Vasos comunicantes en la economía

El ritmo con el que se está aplicando la desescalada del estado de alarma va a tener un gran impacto en la velocidad y el ritmo de recuperación de la economía. Son vasos comunicantes muy precisos como reconocen muchos expertos y como empiezan a reflejar las cifras de consumo que estamos empezando a conocer en las últimas semanas.

Algunas evaluaciones realizadas en los últimos días indican que la caída del consumo privado ha alcanzado ya unos niveles que pueden consolidar descensos en el año de hasta el 50%, es decir, algo más de lo que esta variable descendió en los años más duros de la reciente crisis económica, entre los años 2009 y 2013. Si el descenso alcanzó en este periodo un 30%,  ahora nos enfrentamos a una caída de hasta el 50%, que afectaría a todo el consumo minorista, a excepción de los gastos en alimentación, en los que se ha producido el efecto justamente inverso, en buena medida a base de una cierta tendencia al acaparamiento, que ha dejado exhaustas muchas economías familiares, sin  recursos suficientes para atender a otras vertientes del consumo privado, como el textil, los electrodomésticos, el gasto en automóvil o las reparaciones en las viviendas de las familias.

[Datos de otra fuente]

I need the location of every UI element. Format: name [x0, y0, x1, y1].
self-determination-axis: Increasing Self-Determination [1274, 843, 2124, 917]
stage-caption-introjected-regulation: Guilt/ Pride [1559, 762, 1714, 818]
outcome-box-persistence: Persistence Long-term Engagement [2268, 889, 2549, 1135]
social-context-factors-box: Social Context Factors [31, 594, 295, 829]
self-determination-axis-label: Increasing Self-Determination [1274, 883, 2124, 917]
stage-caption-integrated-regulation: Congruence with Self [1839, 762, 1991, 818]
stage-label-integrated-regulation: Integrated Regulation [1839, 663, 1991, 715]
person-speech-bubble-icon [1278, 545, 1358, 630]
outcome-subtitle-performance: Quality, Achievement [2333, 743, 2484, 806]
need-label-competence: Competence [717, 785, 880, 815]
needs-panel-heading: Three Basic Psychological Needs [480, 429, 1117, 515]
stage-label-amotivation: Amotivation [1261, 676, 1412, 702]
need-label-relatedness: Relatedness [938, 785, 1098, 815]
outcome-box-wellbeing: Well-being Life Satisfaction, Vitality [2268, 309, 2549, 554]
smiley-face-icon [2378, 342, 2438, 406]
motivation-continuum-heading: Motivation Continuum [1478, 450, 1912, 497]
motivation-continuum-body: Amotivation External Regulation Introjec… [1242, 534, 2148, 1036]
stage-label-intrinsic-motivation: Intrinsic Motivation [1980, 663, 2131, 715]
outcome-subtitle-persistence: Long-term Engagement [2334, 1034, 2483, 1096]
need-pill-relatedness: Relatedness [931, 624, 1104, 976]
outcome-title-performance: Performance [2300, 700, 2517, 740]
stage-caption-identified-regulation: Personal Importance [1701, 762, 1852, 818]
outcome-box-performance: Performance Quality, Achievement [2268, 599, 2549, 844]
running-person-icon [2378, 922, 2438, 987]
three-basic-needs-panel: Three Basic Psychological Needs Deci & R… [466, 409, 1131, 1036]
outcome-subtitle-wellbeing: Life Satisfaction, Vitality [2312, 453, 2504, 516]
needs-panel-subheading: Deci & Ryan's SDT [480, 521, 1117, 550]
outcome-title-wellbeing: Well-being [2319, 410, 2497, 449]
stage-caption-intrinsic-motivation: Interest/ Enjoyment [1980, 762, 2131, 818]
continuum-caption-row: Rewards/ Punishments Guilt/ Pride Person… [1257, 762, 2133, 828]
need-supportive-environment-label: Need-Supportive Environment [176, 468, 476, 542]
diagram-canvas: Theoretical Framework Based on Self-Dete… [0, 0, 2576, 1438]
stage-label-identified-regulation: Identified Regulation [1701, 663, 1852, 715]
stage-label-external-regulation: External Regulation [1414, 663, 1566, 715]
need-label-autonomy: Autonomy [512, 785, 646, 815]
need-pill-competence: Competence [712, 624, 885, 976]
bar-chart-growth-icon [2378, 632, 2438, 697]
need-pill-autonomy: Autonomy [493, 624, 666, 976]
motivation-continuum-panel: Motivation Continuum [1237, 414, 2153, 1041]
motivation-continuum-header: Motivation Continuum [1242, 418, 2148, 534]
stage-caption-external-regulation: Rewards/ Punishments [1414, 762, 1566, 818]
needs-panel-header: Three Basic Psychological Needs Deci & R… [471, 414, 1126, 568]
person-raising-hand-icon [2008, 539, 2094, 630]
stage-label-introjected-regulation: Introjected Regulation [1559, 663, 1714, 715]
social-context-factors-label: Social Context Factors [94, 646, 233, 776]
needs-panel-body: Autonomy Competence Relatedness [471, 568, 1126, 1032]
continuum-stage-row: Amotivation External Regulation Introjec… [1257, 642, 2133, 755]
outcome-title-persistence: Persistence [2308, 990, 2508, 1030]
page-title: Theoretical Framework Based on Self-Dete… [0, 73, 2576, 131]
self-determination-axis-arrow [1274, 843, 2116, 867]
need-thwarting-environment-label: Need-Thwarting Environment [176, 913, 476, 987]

De ahí la importancia de modular y graduar con la mayor precisión posible el desmontaje de los mecanismos de control de la pandemia para no erosionar más allá de lo razonable el impacto en la economía real, que tiene un enorme alcance social, incluso  sobre la salud y la estabilidad de la población. En los últimos días, el Gobierno está desarrollando una delicada gestión de desmontaje de los mecanismos de control para controlar el avance de la pandemia. Hay  cifras para todos los tipos de análisis, pero la resultante más delicada, el número de personas fallecidas, se ha situado por primera vez desde el  inicio de la pandemia en su fase más letal por debajo de los 100 muertos al día. Son los datos menos negativos desde hace dos meses, lo que significa que el confinamiento de la población ha tenido un claro efecto limitador de los contagios y de los efectos letales del virus.

La reacción de la población española ante la envergadura de las medidas adoptadas ha sido bastante firme, posibilitando el éxito de la reducción de las cifras más negativas de la pandemia. Pero se trata de una reacción que ha tenido efectos muy dañinos sobre la actividad económica y comercial, lo que se ha traducido en un importante retroceso del PIB trimestral y  un aumento muy considerable del paro.

La reversión de estos malos resultados económicos debería ser urgente y ello dependerá de la urgencia y eficacia con la que las autoridades económicas vayan desmontando las medidas de  control, es decir, acelerando la desescalada del estado de alarma.  Hay un elemento de confianza entre la población  en general que depende en gran medida de la percepción que la gente vaya teniendo de las medidas de desmontaje del estado de alarma. Esa batalla psicológica es la que  el Gobierno deberá ganar a partir de ahora, lo que posiblemente choca con algunas de las reservas que se han sugerido en los últimos días, como  la prolongación del estado de alarma durante un mes más. Sería posiblemente un golpe muy dañino  para la confianza  de ciudadanos y empresas y con efectos muy nocivos para la economía.